Ho cominciato a prendere coscienza che noi due,
per me, era qualche cosa che esisteva.
Da una lettera di Bianca Garufi a Cesare Pavese
In Mitografia di un’affinità, seconda uscita della neonata collana Impronte dell’editore Divergenze, Marta Mariani rielabora il lavoro dottorale incentrato sul rapporto tra Bianca Garufi e Cesare Pavese, rapporto ad un tempo intellettuale ed affettivo, se mai i due ambiti, quando profondissimi come in questo caso, possano andare davvero disgiunti.

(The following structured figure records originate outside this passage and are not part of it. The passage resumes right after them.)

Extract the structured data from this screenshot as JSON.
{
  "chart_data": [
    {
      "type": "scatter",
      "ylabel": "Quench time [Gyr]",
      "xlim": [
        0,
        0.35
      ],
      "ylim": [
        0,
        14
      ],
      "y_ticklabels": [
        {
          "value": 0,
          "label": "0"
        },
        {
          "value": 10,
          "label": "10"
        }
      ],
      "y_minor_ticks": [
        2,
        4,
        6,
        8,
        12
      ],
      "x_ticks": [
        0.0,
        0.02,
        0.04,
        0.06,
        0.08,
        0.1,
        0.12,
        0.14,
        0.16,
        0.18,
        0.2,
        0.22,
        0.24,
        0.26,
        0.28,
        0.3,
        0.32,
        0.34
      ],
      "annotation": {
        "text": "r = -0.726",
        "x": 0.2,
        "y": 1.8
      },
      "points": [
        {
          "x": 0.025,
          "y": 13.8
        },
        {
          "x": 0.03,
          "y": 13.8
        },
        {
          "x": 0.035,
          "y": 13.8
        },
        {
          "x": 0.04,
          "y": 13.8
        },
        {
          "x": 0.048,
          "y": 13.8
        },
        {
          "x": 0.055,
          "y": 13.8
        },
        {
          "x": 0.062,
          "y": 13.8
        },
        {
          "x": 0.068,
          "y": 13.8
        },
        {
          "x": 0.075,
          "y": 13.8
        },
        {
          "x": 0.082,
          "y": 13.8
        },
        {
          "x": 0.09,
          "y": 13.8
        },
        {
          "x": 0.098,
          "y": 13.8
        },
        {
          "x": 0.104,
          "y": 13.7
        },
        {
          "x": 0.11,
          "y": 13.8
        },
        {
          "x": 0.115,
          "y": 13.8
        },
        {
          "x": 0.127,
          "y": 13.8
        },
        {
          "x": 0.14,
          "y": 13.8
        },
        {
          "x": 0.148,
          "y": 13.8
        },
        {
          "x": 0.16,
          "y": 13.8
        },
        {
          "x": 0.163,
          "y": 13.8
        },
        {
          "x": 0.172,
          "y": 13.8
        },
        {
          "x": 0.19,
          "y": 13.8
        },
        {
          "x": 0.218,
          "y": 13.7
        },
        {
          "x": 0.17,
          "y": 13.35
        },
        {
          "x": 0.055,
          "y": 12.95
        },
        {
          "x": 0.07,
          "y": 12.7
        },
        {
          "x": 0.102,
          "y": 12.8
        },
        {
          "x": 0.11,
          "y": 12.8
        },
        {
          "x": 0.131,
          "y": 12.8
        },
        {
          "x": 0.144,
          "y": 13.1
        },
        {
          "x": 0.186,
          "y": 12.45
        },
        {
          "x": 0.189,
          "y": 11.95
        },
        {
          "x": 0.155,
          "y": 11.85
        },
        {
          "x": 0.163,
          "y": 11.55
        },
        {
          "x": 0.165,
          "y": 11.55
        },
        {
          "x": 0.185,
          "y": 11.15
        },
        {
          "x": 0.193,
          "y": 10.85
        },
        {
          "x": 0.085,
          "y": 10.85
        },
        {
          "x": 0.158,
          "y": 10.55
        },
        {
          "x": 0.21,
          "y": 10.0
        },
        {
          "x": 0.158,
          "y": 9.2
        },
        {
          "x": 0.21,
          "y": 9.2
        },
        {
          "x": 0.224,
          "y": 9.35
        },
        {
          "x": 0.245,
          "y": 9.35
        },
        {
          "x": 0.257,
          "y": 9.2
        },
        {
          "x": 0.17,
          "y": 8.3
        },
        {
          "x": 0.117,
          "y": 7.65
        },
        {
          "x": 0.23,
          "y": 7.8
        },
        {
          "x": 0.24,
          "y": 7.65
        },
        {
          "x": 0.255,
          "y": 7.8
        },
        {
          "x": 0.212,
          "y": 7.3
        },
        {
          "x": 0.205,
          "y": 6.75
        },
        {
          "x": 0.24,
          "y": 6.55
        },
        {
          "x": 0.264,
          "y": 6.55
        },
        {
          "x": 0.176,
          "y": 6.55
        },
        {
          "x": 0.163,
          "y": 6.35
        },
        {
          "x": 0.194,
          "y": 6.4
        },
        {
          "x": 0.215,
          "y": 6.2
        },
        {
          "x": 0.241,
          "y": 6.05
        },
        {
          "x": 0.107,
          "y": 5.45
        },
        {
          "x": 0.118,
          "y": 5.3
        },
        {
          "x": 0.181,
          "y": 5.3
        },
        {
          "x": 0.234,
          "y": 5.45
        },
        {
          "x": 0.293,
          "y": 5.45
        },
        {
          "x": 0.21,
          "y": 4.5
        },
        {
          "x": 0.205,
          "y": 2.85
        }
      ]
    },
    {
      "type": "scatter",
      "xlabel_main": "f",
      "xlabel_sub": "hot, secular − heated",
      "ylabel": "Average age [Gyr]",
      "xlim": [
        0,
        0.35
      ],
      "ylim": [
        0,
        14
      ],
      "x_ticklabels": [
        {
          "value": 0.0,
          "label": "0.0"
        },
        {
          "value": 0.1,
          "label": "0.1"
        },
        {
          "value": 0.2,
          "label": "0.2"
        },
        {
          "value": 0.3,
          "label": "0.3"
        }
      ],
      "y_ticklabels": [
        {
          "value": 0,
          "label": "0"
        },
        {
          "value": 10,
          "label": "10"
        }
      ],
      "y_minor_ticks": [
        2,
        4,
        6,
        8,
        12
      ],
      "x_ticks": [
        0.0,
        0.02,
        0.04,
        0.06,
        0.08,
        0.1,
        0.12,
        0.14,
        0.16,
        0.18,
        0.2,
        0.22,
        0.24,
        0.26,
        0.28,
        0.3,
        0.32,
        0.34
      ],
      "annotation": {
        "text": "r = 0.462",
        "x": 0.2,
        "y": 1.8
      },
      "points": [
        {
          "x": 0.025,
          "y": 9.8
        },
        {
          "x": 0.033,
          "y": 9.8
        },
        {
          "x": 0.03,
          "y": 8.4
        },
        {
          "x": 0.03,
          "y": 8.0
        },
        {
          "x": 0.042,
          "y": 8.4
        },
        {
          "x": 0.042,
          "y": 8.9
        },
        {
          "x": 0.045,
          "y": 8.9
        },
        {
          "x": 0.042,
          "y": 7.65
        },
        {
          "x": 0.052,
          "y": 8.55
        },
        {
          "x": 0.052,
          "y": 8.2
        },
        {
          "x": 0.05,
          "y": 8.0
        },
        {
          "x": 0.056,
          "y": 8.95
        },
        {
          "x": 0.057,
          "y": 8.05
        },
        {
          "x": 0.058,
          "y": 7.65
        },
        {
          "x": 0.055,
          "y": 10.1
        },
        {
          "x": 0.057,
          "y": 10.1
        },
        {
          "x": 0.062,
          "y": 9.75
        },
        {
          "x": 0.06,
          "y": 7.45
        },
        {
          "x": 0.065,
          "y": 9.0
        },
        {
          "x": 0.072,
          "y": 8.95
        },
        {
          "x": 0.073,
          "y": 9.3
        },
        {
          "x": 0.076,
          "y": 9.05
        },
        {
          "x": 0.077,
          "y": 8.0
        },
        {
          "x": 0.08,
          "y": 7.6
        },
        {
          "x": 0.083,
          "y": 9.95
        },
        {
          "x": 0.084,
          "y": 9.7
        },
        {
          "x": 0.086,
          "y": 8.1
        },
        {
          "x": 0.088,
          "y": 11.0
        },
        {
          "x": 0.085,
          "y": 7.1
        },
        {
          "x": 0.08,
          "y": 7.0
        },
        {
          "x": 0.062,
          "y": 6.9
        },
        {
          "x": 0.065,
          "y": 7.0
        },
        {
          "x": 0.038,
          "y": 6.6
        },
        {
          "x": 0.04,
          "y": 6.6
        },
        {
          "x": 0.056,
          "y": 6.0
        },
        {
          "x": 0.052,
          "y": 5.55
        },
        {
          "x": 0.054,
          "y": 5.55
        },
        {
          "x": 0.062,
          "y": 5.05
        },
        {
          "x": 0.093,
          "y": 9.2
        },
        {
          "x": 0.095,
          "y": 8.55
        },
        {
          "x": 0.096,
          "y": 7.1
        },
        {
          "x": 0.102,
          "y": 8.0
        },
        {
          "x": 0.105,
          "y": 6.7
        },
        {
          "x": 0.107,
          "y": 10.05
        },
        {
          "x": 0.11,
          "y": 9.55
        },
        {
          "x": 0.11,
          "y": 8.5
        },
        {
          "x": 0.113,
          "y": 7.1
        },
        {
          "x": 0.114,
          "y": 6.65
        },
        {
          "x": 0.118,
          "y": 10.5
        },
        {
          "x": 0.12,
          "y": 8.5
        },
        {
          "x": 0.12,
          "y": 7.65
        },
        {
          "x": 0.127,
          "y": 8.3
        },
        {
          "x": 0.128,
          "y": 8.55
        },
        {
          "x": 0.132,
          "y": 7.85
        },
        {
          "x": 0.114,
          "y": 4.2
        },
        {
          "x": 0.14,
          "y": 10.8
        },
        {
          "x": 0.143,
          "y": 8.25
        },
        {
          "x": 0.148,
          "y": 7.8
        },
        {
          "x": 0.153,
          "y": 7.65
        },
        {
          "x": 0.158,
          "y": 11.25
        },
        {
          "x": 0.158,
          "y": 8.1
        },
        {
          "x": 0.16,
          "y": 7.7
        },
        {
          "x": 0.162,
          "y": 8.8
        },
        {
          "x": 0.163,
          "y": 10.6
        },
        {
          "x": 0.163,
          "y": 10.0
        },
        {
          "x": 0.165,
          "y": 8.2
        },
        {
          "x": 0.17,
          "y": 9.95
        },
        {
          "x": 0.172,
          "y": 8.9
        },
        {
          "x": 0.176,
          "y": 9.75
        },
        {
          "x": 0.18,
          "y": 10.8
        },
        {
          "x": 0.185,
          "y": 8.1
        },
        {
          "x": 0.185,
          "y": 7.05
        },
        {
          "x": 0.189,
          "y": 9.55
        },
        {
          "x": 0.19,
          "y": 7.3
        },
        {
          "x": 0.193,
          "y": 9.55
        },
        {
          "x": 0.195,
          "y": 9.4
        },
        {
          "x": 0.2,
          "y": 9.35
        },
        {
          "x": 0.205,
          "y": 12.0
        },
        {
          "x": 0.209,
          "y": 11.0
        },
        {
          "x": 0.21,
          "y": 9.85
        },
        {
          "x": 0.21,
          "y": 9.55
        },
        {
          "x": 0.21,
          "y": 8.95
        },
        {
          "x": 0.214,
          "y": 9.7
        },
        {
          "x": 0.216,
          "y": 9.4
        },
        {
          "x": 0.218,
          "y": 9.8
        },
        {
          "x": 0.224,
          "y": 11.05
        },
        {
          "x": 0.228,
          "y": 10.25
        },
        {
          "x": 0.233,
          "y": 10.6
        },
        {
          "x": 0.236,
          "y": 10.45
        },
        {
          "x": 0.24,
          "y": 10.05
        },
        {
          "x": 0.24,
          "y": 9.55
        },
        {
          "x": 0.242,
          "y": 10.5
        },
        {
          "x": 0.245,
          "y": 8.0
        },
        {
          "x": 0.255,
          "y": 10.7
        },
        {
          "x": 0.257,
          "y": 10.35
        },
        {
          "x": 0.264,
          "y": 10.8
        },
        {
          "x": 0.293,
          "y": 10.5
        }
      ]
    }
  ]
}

Il saggio, breve per estensione ma profondo nell’indicare le vie principali di questa affinità, si divide in due parti. Nella prima l’autrice mostra in termini generali tali direttrici e appoggiandosi a stralci dell’epistolario tra i due indica la corrispondenza amorosa che si è andata formando negli anni, il rapporto di scambio e aiuto in ambito lavorativo (sia mentre entrambi lavorano in Einaudi, sia quando Bianca Garufi lascia l’editore torinese per entrare in Astrolabio), nonché la forte e reciproca influenza per quanto concerne l’attività e la riflessione intellettuale, soprattutto legata a temi quali la mitologia e le dottrine psicoanalitiche di matrice junghiana. È in questo torno d’anni che Pavese, mosso anche dalle riflessioni scaturite all’interno del rapporto con Garufi, insiste con Giulio Einaudi affinché presti ascolto all’idea sua e di Ernesto De Martino (i due avevano iniziato a parlarne già nel 1943), circa la pubblicazione di testi di ambito etnologico, religioso, mitologico; l’insistenza avrà quell’esito felicissimo che fu la collana viola, che rimase viva in Einaudi dal 1945 al 1957, per poi trasferirsi in Boringhieri[1].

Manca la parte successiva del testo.